Estimated read time: 2-3 minutes
- John Emanuel Banuelos faces new charges of kidnapping and sexual assault.
- Banuelos, pardoned for his involvement in the Jan. 6 U.S. Capitol riots, was arrested in Chicago.
- His DNA matched evidence from a 2018 assault, charges say.
SALT LAKE CITY — A Utah man who investigators say fired a gun inside the U.S. Capitol during the Jan. 6, 2021, riots was in court Friday to face new charges of kidnapping and sexual assault.
John Emanuel Banuelos, 40, was charged last month in 3rd District Court with aggravated kidnapping and eight counts of aggravated sexual assault, both first-degree felonies. The charging documents and his arrest warrant were sealed, however, until Nov. 4 after he was taken into custody in Chicago. Banuelos is from Utah but has family ties in the Chicago area.
Prosecutors say Banuelos has been arrested multiple times in Utah and "has an extensive violent criminal history in Illinois dating back to 2001."
Banuelos previously made headlines when he stabbed and killed Christopher Thomas Senn, 19, at Liberty Park on July 4, 2021. Although Banuelos was initially detained, the Salt Lake County District Attorney's Office determined he acted in self-defense and declined to file charges against him.
But it was during that stabbing investigation that police learned Banuelos may have traveled to Washington D.C. six months earlier and participated in the insurrection at the U.S. Capitol.
"Man, should I just tell the FBI to come get me or what?" Banuelos asked detectives, according to a transcript of the interview with Salt Lake police.
"Do you have a warrant?" one detective asked.
"Probably," he said. "I was in the D.C. riots."

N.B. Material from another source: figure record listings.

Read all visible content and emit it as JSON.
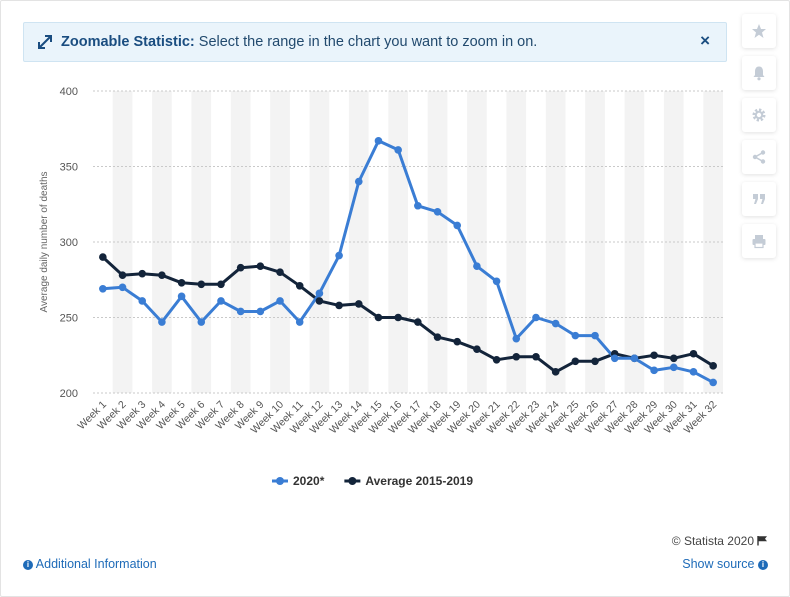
{
  "banner": {
    "title": "Zoomable Statistic:",
    "text": "Select the range in the chart you want to zoom in on.",
    "close": "×"
  },
  "sidebar": {
    "icons": [
      "star-icon",
      "bell-icon",
      "gear-icon",
      "share-icon",
      "quote-icon",
      "print-icon"
    ]
  },
  "footer": {
    "copyright": "© Statista 2020",
    "additional_info": "Additional Information",
    "show_source": "Show source"
  },
  "colors": {
    "series_2020": "#3a7dd4",
    "series_avg": "#13243a",
    "grid_band": "#f3f3f3",
    "link": "#1e6bb8"
  },
  "chart_data": {
    "type": "line",
    "title": "",
    "xlabel": "",
    "ylabel": "Average daily number of deaths",
    "ylim": [
      200,
      400
    ],
    "yticks": [
      200,
      250,
      300,
      350,
      400
    ],
    "grid": true,
    "legend": "bottom",
    "categories": [
      "Week 1",
      "Week 2",
      "Week 3",
      "Week 4",
      "Week 5",
      "Week 6",
      "Week 7",
      "Week 8",
      "Week 9",
      "Week 10",
      "Week 11",
      "Week 12",
      "Week 13",
      "Week 14",
      "Week 15",
      "Week 16",
      "Week 17",
      "Week 18",
      "Week 19",
      "Week 20",
      "Week 21",
      "Week 22",
      "Week 23",
      "Week 24",
      "Week 25",
      "Week 26",
      "Week 27",
      "Week 28",
      "Week 29",
      "Week 30",
      "Week 31",
      "Week 32"
    ],
    "series": [
      {
        "name": "2020*",
        "color": "#3a7dd4",
        "values": [
          269,
          270,
          261,
          247,
          264,
          247,
          261,
          254,
          254,
          261,
          247,
          266,
          291,
          340,
          367,
          361,
          324,
          320,
          311,
          284,
          274,
          236,
          250,
          246,
          238,
          238,
          223,
          223,
          215,
          217,
          214,
          207
        ]
      },
      {
        "name": "Average 2015-2019",
        "color": "#13243a",
        "values": [
          290,
          278,
          279,
          278,
          273,
          272,
          272,
          283,
          284,
          280,
          271,
          261,
          258,
          259,
          250,
          250,
          247,
          237,
          234,
          229,
          222,
          224,
          224,
          214,
          221,
          221,
          226,
          223,
          225,
          223,
          226,
          218
        ]
      }
    ]
  }
}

"On Jan. 6?" the other detective asked. "Did you go inside the Capitol?"
"Yeah, I went inside and I'm the one with the video with the gun right here," Banuelos said.
Banuelos, who was determined to have fired two rounds into the air while inside the Capitol, was arrested in March 2024. But his charges were dismissed after President Donald Trump pardoned all the Capitol rioters in January.
Banuelos' latest criminal charges stem from an incident in Salt Lake County in 2018. He invited a woman to a party at his residence, but "when she got to his house, there was no furniture and no party," according to charging documents. Police say the woman was physically and sexually assaulted. After the attack she went to a local hospital.
In August, a national database matched Banuelos' DNA with the DNA collected seven years earlier after the assault, according to the charging documents.
"The victim recounted that the day she met the defendant was the first day she had experienced homelessness, and she was scared and vulnerable. She reported that she accepted the defendant's offer of a house party because she knew it would provide her with a place to be. What she didn't realize at the time was the defendant's deception. The defendant lured the victim to his home, drugged her, and then sexually assaulted her for over 12 hours," the charges allege.
Banuelos made his initial appearance on his kidnapping and sexual assault charges on Friday via video. His next court hearing is scheduled for Nov. 20.